A lição do Titanic: a medicina brasileira pode naufragar?
Colunista compara explosão de faculdades de medicina sem a devida qualificação com a tragédia do famoso navio

Nosso grande navio não começou a ser construído em Belfast (Irlanda do Norte), mas em Bolonha, na Itália, local da primeira faculdade de medicina. Demorou séculos até configurarem um modelo de embarcação capaz de navegar em todos os países de forma estável e segura. No início, nem todos os passageiros eram tão privilegiados para conseguir fazer uma viagem, como a do famoso Titanic.
No convés, salas de aulas bem distribuídas, enfermarias, centro cirúrgicos e um salão onde se disseca e se estuda a perfeição dos corpos. Na sala de máquinas, laboratórios completos onde se estudam células, órgãos, ossos e todo o mecanismo fisiológico do barco chamado corpo humano. Cada setor possui um oficial responsável nomeado professor e, quanto mais apurada a matéria, mais graduado é esse oficial.
Do século XI, mais precisamente de 1008 para cá, quase nada mudou nessa arquitetura de ensino. O tempo só foi atualizando os sistemas de navegação. No Brasil, nosso primeiro estaleiro começou a funcionar na Bahia, 800 anos depois, e por lá meu bisavô se formou dando origem à tradição de médicos na minha família.
A criação do navio da universidade da medicina envolveu uma enorme engenharia: era preciso concentrar uma profissão com tantas variáveis em um mesmo casco. Como o filme mostra, ela foi dividida em vários compartimentos, ou melhor, especialidades. Imaginava-se ser fundamental que o estudante e futuro médico, ao ser confrontado pelos questionamentos da profissão no isolamento do alto mar, soubesse resolver e salvar as vidas a bordo.
Anos de construção, discussões e aprendizados. Noites sem dormir, fins de semana de dedicação. Tudo com o objetivo de criar algo sólido e que não levasse riscos às vidas que seriam carregadas, assim como na impactante história de Hollywood.

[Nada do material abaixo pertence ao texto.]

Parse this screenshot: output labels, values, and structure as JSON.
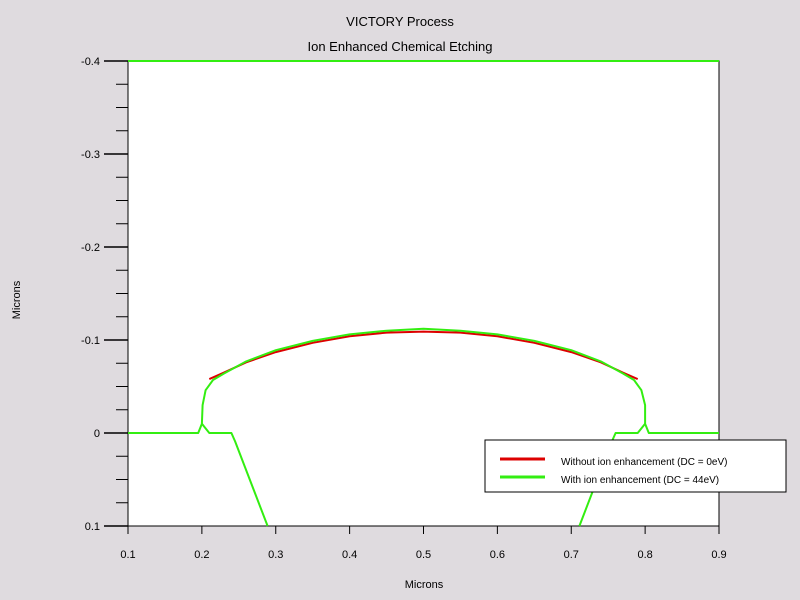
{
  "chart_data": {
    "type": "line",
    "title": "VICTORY Process",
    "subtitle": "Ion Enhanced Chemical Etching",
    "xlabel": "Microns",
    "ylabel": "Microns",
    "xlim": [
      0.1,
      0.9
    ],
    "ylim": [
      0.1,
      -0.4
    ],
    "x_ticks": [
      "0.1",
      "0.2",
      "0.3",
      "0.4",
      "0.5",
      "0.6",
      "0.7",
      "0.8",
      "0.9"
    ],
    "y_ticks": [
      "-0.4",
      "-0.3",
      "-0.2",
      "-0.1",
      "0",
      "0.1"
    ],
    "legend_position": "right",
    "colors": {
      "without": "#dd0000",
      "with": "#33ee11"
    },
    "series": [
      {
        "name": "Without ion enhancement (DC = 0eV)",
        "color": "#dd0000",
        "x": [
          0.21,
          0.23,
          0.26,
          0.3,
          0.35,
          0.4,
          0.45,
          0.5,
          0.55,
          0.6,
          0.65,
          0.7,
          0.74,
          0.77,
          0.79
        ],
        "y": [
          -0.058,
          -0.065,
          -0.076,
          -0.087,
          -0.097,
          -0.104,
          -0.108,
          -0.109,
          -0.108,
          -0.104,
          -0.097,
          -0.087,
          -0.076,
          -0.065,
          -0.058
        ]
      },
      {
        "name": "With ion enhancement (DC = 44eV)",
        "color": "#33ee11",
        "outline": [
          {
            "x": [
              0.1,
              0.9
            ],
            "y": [
              -0.4,
              -0.4
            ]
          },
          {
            "x": [
              0.1,
              0.195,
              0.2,
              0.201,
              0.205,
              0.215,
              0.23,
              0.26,
              0.3,
              0.35,
              0.4,
              0.45,
              0.5,
              0.55,
              0.6,
              0.65,
              0.7,
              0.74,
              0.77,
              0.785,
              0.795,
              0.8,
              0.8,
              0.805,
              0.9
            ],
            "y": [
              0,
              0,
              -0.01,
              -0.03,
              -0.046,
              -0.057,
              -0.064,
              -0.077,
              -0.089,
              -0.099,
              -0.106,
              -0.11,
              -0.112,
              -0.11,
              -0.106,
              -0.099,
              -0.089,
              -0.077,
              -0.064,
              -0.057,
              -0.046,
              -0.03,
              -0.01,
              0,
              0
            ]
          },
          {
            "x": [
              0.2,
              0.21,
              0.24,
              0.245,
              0.289
            ],
            "y": [
              -0.01,
              0,
              0,
              0.009,
              0.1
            ]
          },
          {
            "x": [
              0.8,
              0.79,
              0.76,
              0.755,
              0.711
            ],
            "y": [
              -0.01,
              0,
              0,
              0.009,
              0.1
            ]
          }
        ]
      }
    ]
  }
}
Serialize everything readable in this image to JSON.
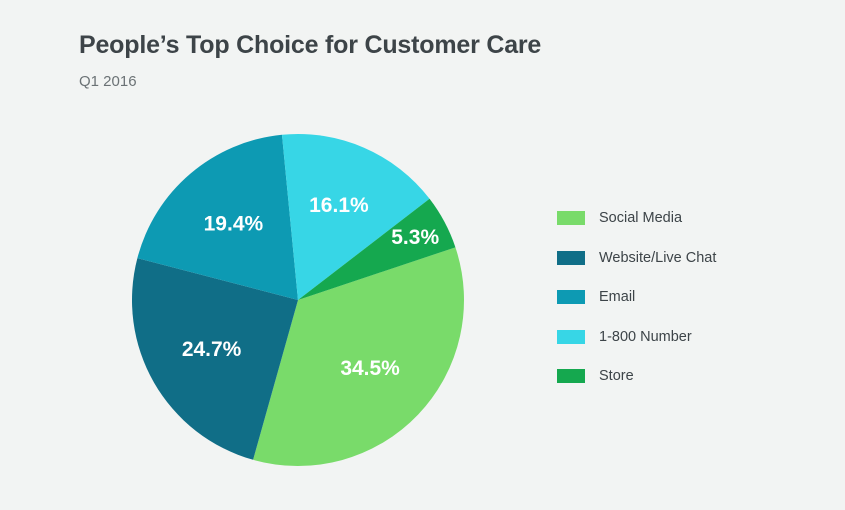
{
  "title": "People’s Top Choice for Customer Care",
  "subtitle": "Q1 2016",
  "chart_data": {
    "type": "pie",
    "title": "People’s Top Choice for Customer Care",
    "subtitle": "Q1 2016",
    "legend_position": "right",
    "slices": [
      {
        "name": "Social Media",
        "value": 34.5,
        "label": "34.5%",
        "color": "#79db6a"
      },
      {
        "name": "Website/Live Chat",
        "value": 24.7,
        "label": "24.7%",
        "color": "#106e87"
      },
      {
        "name": "Email",
        "value": 19.4,
        "label": "19.4%",
        "color": "#0d9ab3"
      },
      {
        "name": "1-800 Number",
        "value": 16.1,
        "label": "16.1%",
        "color": "#37d6e6"
      },
      {
        "name": "Store",
        "value": 5.3,
        "label": "5.3%",
        "color": "#15a84f"
      }
    ]
  }
}
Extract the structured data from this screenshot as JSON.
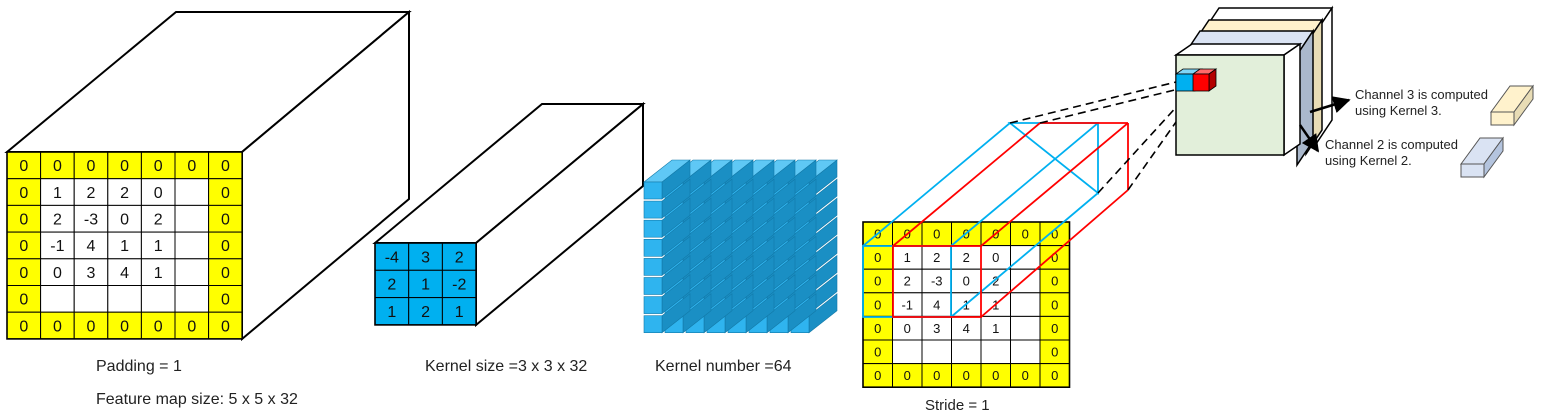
{
  "input_map": {
    "grid": [
      [
        "0",
        "0",
        "0",
        "0",
        "0",
        "0",
        "0"
      ],
      [
        "0",
        "1",
        "2",
        "2",
        "0",
        "",
        "0"
      ],
      [
        "0",
        "2",
        "-3",
        "0",
        "2",
        "",
        "0"
      ],
      [
        "0",
        "-1",
        "4",
        "1",
        "1",
        "",
        "0"
      ],
      [
        "0",
        "0",
        "3",
        "4",
        "1",
        "",
        "0"
      ],
      [
        "0",
        "",
        "",
        "",
        "",
        "",
        "0"
      ],
      [
        "0",
        "0",
        "0",
        "0",
        "0",
        "0",
        "0"
      ]
    ],
    "padding_label": "Padding = 1",
    "size_label": "Feature map size: 5 x 5 x 32"
  },
  "kernel": {
    "grid": [
      [
        "-4",
        "3",
        "2"
      ],
      [
        "2",
        "1",
        "-2"
      ],
      [
        "1",
        "2",
        "1"
      ]
    ],
    "label": "Kernel size =3 x 3 x 32"
  },
  "kernel_stack": {
    "label": "Kernel number =64"
  },
  "conv_map": {
    "grid": [
      [
        "0",
        "0",
        "0",
        "0",
        "0",
        "0",
        "0"
      ],
      [
        "0",
        "1",
        "2",
        "2",
        "0",
        "",
        "0"
      ],
      [
        "0",
        "2",
        "-3",
        "0",
        "2",
        "",
        "0"
      ],
      [
        "0",
        "-1",
        "4",
        "1",
        "1",
        "",
        "0"
      ],
      [
        "0",
        "0",
        "3",
        "4",
        "1",
        "",
        "0"
      ],
      [
        "0",
        "",
        "",
        "",
        "",
        "",
        "0"
      ],
      [
        "0",
        "0",
        "0",
        "0",
        "0",
        "0",
        "0"
      ]
    ],
    "stride_label": "Stride = 1"
  },
  "notes": {
    "channel3": [
      "Channel 3 is computed",
      "using Kernel 3."
    ],
    "channel2": [
      "Channel 2 is computed",
      "using Kernel 2."
    ]
  },
  "colors": {
    "padding": "#ffff00",
    "kernel": "#00b0f0",
    "cube_front": "#2fb4ef",
    "cube_top": "#5fc8f5",
    "cube_side": "#1a8fc4",
    "output_front": "#e2efda",
    "blue_window": "#00b0f0",
    "red_window": "#ff0000",
    "ch3_block": "#fff2cc",
    "ch2_block": "#dae3f3"
  }
}
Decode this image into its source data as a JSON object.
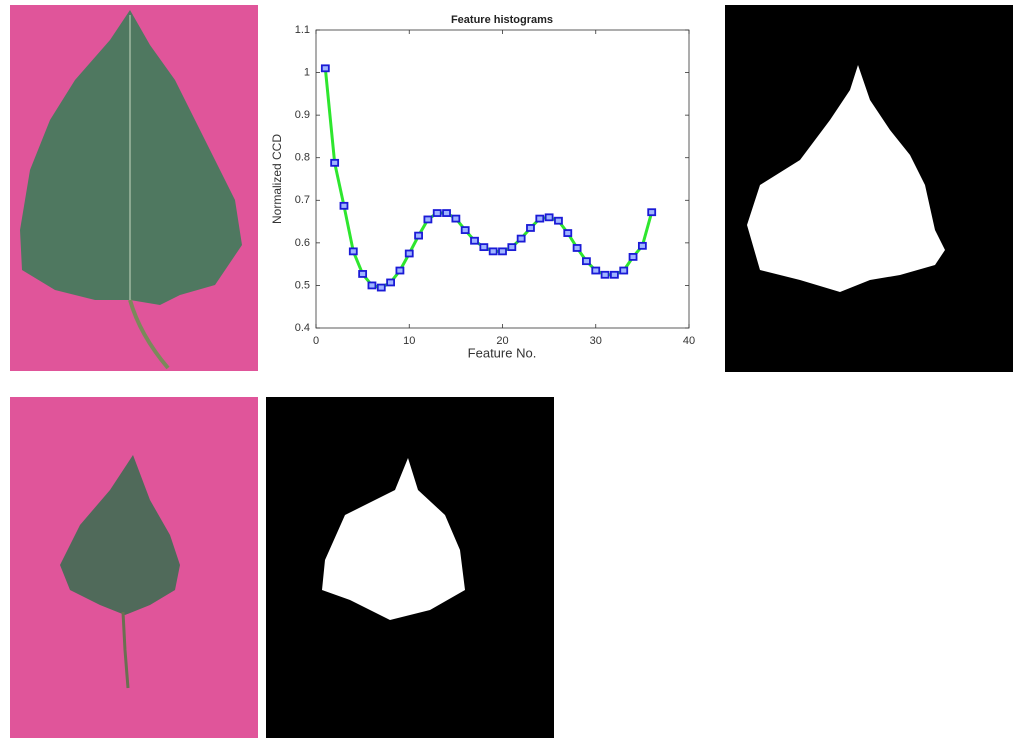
{
  "chart_data": {
    "type": "line",
    "title": "Feature histograms",
    "x_label": "Feature No.",
    "y_label": "Normalized CCD",
    "x": [
      1,
      2,
      3,
      4,
      5,
      6,
      7,
      8,
      9,
      10,
      11,
      12,
      13,
      14,
      15,
      16,
      17,
      18,
      19,
      20,
      21,
      22,
      23,
      24,
      25,
      26,
      27,
      28,
      29,
      30,
      31,
      32,
      33,
      34,
      35,
      36
    ],
    "values": [
      1.01,
      0.788,
      0.687,
      0.58,
      0.527,
      0.5,
      0.495,
      0.507,
      0.535,
      0.575,
      0.617,
      0.655,
      0.67,
      0.67,
      0.657,
      0.63,
      0.605,
      0.59,
      0.58,
      0.58,
      0.59,
      0.61,
      0.635,
      0.657,
      0.66,
      0.652,
      0.623,
      0.588,
      0.557,
      0.535,
      0.525,
      0.525,
      0.535,
      0.567,
      0.593,
      0.672
    ],
    "color": "#2ee62e",
    "marker_color": "#1a1ad6",
    "xlim": [
      0,
      40
    ],
    "xticks": [
      0,
      10,
      20,
      30,
      40
    ],
    "ylim": [
      0.4,
      1.1
    ],
    "yticks": [
      0.4,
      0.5,
      0.6,
      0.7,
      0.8,
      0.9,
      1,
      1.1
    ]
  }
}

A expectativa sobre um projeto tão bem bolado e executado, em que se dedicou anos na sua formação, é que ele seja algo extremamente seguro e que as pessoas não corram risco de vida. Por séculos, o cuidado no detalhe dessa construção foi muito criterioso, difícil e cuidadoso, mas agora um Iceberg chamado “Novas Universidades” se desprendeu das geleiras da ganância e ameaçam as vidas de quem antes navegava em águas calmas e em transatlânticos preparados para as adversidades.
Construir um navio para a medicina nunca foi algo fácil, e isso é sabido por todos. Não envolve só prédios bonitos, com telas de computadores e ambientes refrigerados e, sim, uma responsabilidade enorme no saber. É inevitável que a divulgação pelas redes de um estilo de vida glamouroso tem levado muitos jovens a se imaginarem como na primeira classe do Titanic, com joias, ternos, bolsas caras e serviçais.
Em um mundo rápido e imediatista, jovens acham que ser médico, a qualquer custo, é a melhor opção. Nesse navio, eu diria canoa, temos ChatGPT, Google e pouquíssimos oficiais, quer dizer, professores, até porque, não temos quantidade suficiente para cuidar dessa frota que está à deriva em alto mar.
Examinar, pensar e discutir parecem tarefas distantes quando um dia já foram fundamentais. Assim como em qualquer profissão, alcançar objetivos financeiros e até algum glamour (para quem gosta) envolve dedicação e esforço de quem se dispõe a atravessar um oceano, na maior parte das vezes bem turbulento.
Mas a sociedade também erra ao não valorizar esses profissionais. Médicos já formados, ao ingressarem em uma residência médica, recebem salário de marinheiro e não de oficiais e, por anos, limpam convés com um soldo que não dá possibilidade de viverem com dignidade. A fuga para empregos que remunerem melhor e não os faça ter que ficar embarcado integralmente é inevitável.
É perturbador saber que, diferentemente da época do Titanic, temos informações suficientes de que esses icebergs estão vindo em nossa direção. Porém, o mar de dinheiro controla o nosso navegar. E o destino desse navio, assim como na famosa história, poderá ser inevitavelmente a perda de milhares, talvez milhões, de vidas.